Gerson and Chan suggest that many patients would be reluctant to
discontinue home oxygen therapy because of fears of reduced exercise
tolerance. We agree. However, the evidence that patients who do not
meet criteria for life-prolonging oxygen therapy increase exercise
tolerance in their daily lives with the use of home oxygen is extremely
weak.
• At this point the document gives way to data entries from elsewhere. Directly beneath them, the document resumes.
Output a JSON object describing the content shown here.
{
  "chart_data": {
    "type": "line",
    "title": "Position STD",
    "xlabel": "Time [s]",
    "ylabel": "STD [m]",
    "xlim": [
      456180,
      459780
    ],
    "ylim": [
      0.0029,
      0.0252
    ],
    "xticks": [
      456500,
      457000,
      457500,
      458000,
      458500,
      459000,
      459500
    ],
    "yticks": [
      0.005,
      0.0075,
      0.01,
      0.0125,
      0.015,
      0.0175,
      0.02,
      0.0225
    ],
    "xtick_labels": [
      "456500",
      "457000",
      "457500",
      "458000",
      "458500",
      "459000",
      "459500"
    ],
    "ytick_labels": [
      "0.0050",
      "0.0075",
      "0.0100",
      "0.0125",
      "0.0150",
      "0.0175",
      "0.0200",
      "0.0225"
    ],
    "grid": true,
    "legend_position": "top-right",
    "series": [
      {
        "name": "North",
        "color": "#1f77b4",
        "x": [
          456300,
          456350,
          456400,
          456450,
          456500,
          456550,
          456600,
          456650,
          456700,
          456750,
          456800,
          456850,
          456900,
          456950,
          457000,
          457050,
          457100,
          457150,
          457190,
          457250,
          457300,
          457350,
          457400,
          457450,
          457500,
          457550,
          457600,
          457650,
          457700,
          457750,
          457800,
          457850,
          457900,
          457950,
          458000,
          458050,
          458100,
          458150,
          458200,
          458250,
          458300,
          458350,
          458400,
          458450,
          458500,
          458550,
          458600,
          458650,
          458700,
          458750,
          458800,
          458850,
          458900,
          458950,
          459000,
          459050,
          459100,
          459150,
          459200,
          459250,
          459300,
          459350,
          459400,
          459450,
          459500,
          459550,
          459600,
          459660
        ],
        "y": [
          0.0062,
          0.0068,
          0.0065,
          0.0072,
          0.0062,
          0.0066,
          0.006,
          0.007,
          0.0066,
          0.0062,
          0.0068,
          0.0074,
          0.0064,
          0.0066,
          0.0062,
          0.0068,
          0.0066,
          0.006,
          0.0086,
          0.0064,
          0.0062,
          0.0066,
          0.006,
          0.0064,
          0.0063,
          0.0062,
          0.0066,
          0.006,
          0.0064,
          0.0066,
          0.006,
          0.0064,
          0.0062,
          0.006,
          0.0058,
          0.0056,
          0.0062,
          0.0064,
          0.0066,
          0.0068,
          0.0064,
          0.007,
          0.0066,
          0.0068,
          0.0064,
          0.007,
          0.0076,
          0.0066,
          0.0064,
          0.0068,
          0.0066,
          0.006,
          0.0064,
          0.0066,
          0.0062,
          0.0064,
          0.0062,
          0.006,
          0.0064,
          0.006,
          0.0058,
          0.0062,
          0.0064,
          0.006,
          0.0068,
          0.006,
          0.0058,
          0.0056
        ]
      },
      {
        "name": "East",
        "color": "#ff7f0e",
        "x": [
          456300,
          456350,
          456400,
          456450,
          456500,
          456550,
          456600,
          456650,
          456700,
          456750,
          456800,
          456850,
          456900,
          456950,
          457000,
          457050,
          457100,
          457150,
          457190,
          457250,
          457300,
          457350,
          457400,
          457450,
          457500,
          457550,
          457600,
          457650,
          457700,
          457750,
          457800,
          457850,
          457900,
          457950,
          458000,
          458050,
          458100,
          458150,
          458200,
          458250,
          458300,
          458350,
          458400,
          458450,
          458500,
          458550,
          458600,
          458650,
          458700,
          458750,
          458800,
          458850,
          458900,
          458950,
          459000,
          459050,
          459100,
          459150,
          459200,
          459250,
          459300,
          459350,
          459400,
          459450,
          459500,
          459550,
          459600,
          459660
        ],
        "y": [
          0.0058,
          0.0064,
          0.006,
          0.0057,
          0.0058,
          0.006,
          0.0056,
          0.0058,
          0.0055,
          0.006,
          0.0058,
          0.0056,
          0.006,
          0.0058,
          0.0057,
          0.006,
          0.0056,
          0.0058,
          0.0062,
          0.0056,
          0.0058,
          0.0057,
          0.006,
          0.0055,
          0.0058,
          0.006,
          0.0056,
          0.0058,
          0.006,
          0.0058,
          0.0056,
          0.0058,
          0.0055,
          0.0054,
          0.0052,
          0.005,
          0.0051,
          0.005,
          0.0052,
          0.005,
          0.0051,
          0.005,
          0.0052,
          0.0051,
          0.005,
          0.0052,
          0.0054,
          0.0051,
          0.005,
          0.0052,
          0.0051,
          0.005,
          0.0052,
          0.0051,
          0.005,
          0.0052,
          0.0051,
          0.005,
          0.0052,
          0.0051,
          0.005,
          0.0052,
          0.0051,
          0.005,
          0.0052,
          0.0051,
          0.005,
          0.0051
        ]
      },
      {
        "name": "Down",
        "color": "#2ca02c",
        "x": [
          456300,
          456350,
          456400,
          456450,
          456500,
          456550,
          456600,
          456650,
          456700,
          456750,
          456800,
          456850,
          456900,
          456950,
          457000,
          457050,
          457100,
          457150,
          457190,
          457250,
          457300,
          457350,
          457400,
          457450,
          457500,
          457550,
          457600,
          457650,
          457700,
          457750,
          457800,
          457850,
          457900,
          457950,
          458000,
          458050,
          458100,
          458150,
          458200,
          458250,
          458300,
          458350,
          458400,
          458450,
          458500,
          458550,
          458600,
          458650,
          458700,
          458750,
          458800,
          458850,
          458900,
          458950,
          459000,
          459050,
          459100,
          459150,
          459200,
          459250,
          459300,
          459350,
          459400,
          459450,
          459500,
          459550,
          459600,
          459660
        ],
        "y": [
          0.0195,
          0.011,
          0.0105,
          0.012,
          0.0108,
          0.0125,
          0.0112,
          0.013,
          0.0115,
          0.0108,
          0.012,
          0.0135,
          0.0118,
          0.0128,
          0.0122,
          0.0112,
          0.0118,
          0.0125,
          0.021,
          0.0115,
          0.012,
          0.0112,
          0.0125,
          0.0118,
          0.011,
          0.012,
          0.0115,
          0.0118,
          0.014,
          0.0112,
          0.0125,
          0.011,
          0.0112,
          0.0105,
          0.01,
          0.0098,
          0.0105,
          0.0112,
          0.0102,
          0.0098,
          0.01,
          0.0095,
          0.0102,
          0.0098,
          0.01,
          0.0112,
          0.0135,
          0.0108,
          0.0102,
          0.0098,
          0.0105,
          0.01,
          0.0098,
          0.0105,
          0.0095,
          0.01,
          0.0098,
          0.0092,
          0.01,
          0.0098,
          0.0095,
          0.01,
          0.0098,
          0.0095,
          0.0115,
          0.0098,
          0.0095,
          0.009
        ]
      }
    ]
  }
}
Indeed, the best study on the subject suggests that they do
not.2We suspect that oxygen is a very powerful placebo,
and patients’ reluctance to discontinue home oxygen therapy, despite
its burden of inconvenience, is a testimony to this effect.
Demonstrating to patients that oxygen does not improve their exercise
tolerance may require an N-of-1 randomized trial.3
Finally, we agree that the mechanism of dealing with the
problem that we identified, which we believe is due to patients being
tested for home oxygen therapy while unstable, is not to cease funding
for oxygen in those who were in stable conditions when initially
tested. Rather, we advocate more rigorously ensuring stability before
committing a patient to long-term domiciliary oxygen.